Following quite a disappointing few weeks in the savings market, please excuse me for getting a little bit excited about some recent competition that has sparked a mini rate war among the fixed rate bond providers.
What is a Fixed Rate Bond and who is it good for?
As the name suggests, a fixed rate bond is a savings account that you put your cash into for a predetermined period of time and receive a fixed rate of interest for the term.
Most fixed rate bonds don’t allow access at any point until the bond matures, except on death. As a result of this lack of access, fixed rate bonds will normally pay a little more interest than easy access or notice accounts and are therefore popular with savers and the providers alike.
But as a saver, you must be sure that you don’t want access because in most cases you can’t withdraw the money, even with a penalty. It’s simply NO access.
For the providers, it is valuable for them to know that they have a pot of money that they can lend upon, that cannot be redeemed until maturity, so they are often willing to pay for it.
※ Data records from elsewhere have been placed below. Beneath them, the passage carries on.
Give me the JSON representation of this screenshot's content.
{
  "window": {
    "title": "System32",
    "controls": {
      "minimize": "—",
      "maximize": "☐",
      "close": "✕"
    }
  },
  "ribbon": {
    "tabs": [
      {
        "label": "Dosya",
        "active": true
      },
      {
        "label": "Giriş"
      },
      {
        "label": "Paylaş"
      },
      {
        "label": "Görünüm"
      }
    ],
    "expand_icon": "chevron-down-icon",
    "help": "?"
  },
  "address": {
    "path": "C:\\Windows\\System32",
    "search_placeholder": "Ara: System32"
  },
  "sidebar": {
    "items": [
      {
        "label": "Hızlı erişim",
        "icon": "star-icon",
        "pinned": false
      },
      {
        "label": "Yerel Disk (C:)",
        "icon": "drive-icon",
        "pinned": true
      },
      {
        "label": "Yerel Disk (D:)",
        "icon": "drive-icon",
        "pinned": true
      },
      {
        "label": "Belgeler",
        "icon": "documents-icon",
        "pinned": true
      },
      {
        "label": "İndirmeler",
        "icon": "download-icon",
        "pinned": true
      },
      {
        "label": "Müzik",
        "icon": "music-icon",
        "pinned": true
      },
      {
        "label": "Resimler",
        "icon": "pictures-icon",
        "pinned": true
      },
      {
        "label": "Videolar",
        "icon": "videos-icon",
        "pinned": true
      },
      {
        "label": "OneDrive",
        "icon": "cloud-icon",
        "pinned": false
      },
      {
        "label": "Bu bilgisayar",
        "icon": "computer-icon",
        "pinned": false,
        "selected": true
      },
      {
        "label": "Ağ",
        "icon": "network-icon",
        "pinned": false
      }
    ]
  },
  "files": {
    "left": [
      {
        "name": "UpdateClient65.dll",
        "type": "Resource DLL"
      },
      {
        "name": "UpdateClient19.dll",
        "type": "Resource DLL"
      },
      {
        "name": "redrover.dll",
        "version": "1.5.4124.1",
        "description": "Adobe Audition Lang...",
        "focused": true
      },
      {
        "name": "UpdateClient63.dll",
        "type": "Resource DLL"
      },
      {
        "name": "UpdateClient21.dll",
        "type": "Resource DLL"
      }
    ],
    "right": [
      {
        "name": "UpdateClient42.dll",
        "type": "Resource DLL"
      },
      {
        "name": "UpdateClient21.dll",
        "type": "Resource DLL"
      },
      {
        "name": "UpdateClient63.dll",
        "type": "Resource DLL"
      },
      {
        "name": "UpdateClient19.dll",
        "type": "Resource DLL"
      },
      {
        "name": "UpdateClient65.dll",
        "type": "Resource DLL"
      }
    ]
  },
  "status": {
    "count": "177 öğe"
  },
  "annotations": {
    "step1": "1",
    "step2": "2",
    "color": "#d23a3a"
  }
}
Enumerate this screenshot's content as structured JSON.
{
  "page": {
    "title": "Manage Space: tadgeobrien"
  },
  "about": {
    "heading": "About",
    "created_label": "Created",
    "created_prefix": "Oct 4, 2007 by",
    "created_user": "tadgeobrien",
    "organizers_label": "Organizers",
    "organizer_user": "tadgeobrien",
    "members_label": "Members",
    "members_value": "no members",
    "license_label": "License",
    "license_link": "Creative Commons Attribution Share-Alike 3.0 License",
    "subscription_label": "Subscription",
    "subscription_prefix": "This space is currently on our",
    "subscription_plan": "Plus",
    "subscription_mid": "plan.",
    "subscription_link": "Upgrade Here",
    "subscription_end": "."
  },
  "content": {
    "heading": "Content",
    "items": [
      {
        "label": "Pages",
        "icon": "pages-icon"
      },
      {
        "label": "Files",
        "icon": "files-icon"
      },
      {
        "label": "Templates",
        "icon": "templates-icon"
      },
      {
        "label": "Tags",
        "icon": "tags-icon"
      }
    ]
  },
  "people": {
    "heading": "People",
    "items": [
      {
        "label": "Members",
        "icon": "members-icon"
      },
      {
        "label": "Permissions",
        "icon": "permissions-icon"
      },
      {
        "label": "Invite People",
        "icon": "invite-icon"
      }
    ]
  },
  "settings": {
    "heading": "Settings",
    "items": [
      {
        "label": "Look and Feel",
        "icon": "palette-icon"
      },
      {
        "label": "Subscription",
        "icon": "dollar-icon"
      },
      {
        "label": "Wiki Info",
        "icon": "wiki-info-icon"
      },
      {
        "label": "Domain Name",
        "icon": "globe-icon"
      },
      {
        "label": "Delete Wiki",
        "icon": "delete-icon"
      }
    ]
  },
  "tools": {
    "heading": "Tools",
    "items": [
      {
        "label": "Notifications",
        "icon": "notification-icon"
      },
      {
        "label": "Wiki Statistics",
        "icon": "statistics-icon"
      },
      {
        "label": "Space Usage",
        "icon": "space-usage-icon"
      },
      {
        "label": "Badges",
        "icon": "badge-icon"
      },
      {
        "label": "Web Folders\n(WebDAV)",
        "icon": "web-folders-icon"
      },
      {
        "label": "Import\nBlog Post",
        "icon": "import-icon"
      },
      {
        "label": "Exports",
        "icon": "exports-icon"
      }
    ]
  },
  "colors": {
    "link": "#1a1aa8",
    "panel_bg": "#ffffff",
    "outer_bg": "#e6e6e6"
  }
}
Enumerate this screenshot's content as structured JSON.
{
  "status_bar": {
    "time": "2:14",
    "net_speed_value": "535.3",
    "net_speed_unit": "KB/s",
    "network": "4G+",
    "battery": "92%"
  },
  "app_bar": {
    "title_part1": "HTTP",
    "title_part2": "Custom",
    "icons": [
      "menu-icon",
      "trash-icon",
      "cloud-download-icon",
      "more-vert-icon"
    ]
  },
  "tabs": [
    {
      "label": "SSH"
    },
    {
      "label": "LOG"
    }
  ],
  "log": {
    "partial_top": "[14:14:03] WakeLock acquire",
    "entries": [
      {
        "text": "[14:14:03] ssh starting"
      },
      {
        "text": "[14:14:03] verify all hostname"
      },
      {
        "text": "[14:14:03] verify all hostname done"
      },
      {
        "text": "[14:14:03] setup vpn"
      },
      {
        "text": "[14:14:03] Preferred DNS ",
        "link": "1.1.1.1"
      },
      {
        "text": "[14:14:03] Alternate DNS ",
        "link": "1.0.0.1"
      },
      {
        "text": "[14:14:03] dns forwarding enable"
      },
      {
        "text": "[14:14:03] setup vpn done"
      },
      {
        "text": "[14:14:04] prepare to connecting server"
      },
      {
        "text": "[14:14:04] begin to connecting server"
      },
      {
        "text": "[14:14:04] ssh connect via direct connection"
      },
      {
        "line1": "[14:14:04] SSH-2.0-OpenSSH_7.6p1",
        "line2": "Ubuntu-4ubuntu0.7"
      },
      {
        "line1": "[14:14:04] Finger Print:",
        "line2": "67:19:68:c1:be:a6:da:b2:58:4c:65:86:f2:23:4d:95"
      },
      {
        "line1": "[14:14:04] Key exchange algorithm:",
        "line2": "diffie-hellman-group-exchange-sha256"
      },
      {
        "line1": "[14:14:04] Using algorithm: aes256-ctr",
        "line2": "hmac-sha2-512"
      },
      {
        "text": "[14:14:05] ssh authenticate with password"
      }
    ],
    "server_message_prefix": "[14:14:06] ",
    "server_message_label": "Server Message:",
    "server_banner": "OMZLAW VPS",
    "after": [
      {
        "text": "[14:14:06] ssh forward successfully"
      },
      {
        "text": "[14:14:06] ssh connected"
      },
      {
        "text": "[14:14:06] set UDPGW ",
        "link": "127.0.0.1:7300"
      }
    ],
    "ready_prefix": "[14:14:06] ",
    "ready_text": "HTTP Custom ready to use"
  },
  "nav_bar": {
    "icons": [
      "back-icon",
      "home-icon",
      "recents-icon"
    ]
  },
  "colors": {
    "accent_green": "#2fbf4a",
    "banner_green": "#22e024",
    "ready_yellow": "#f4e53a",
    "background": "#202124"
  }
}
We do find that there will be times when a number of providers are trying to raise money at the same time and this is great news for savers, as we tend to see a little battle, like the one that is occurring at the moment.
What’s been happening?
April has seen some positive activity, especially in the 1-year bond table. At the beginning of the month, the best 1-year bond was paying 0.59% AER – however a little bit of jostling for the top spot between ZOPA, Shawbrook Bank and Atom Bank in particular, have seen things improve quite substantially.
Atom Bank has thrown down the gauntlet and launched a 1-year bond at 0.70% AER, the highest 1-year rate we’ve seen since early February and not just pipping the previous best rate from Shawbrook Bank of 0.63% AER, but smashing it. Will anyone challenge Atom again? Let’s hope so.
Atom Bank also kicked off some action in the 2-year bond table within the last couple of weeks by launching a market leading bond paying 0.78% AER, pipping ZOPA by just 0.01%!
However, ZOPA was not to be beaten, so retaliated by launching a bond paying 0.79% AER, to reclaim the title. However, its victory was short lived as early last week United Trust Bank joined the fray by launching a bond paying 0.80% AER – the first time we’ve seen a 2-year bond paying as much as this since early February. And it has yet to be toppled.
There hasn’t been quite as much action in the 3-year, 4-year and 5-year tables although Shawbrook launched a new 3-year bond paying 0.96% AER, once more pipping its competition - Hodge Bank – by just 0.01% AER, to take the top spot, where it has remained.
Over to the 5-year bonds and Hodge Bank remains in the top spot paying 1.35% AER, which can only be beaten by Sharia provider Gatehouse Bank.
Although there has been little activity among the best paying Sharia accounts recently, for 5 -year bond rates, Gatehouse Bank has steadfastly offered the top rate on the market paying an Expected Profit Rate of 1.40% AER.
Long may this continue – although as it is often the case that the battle can cease as suddenly as it started, so if you see something attractive, it probably makes sense to crack on and open it, or you could miss out.
Check out the Fixed Rate Bond and Sharia Fixed Term Bond best buy tables, to keep up with any changes that may occur after the time of writing.
What happens if rates continue to rise?
Of course, there is always the concern that if you lock into a fixed rate bond today, you might be missing out on better rates tomorrow. And that is a risk you may have to take. If you are always waiting to see if something better might come along, while leaving your cash to languish in a poorer paying account in the meantime, then you will always be missing out on earning that little bit more.
One option, to try and hedge your bets, is to split your cash - putting some into a longer term, higher paying account now and keep some aside is an accessible but best paying account to take advantage of the opportunity of higher rates if they come along.
We’ll be keeping an eye on the fixed rate bonds to see how long this activity continues.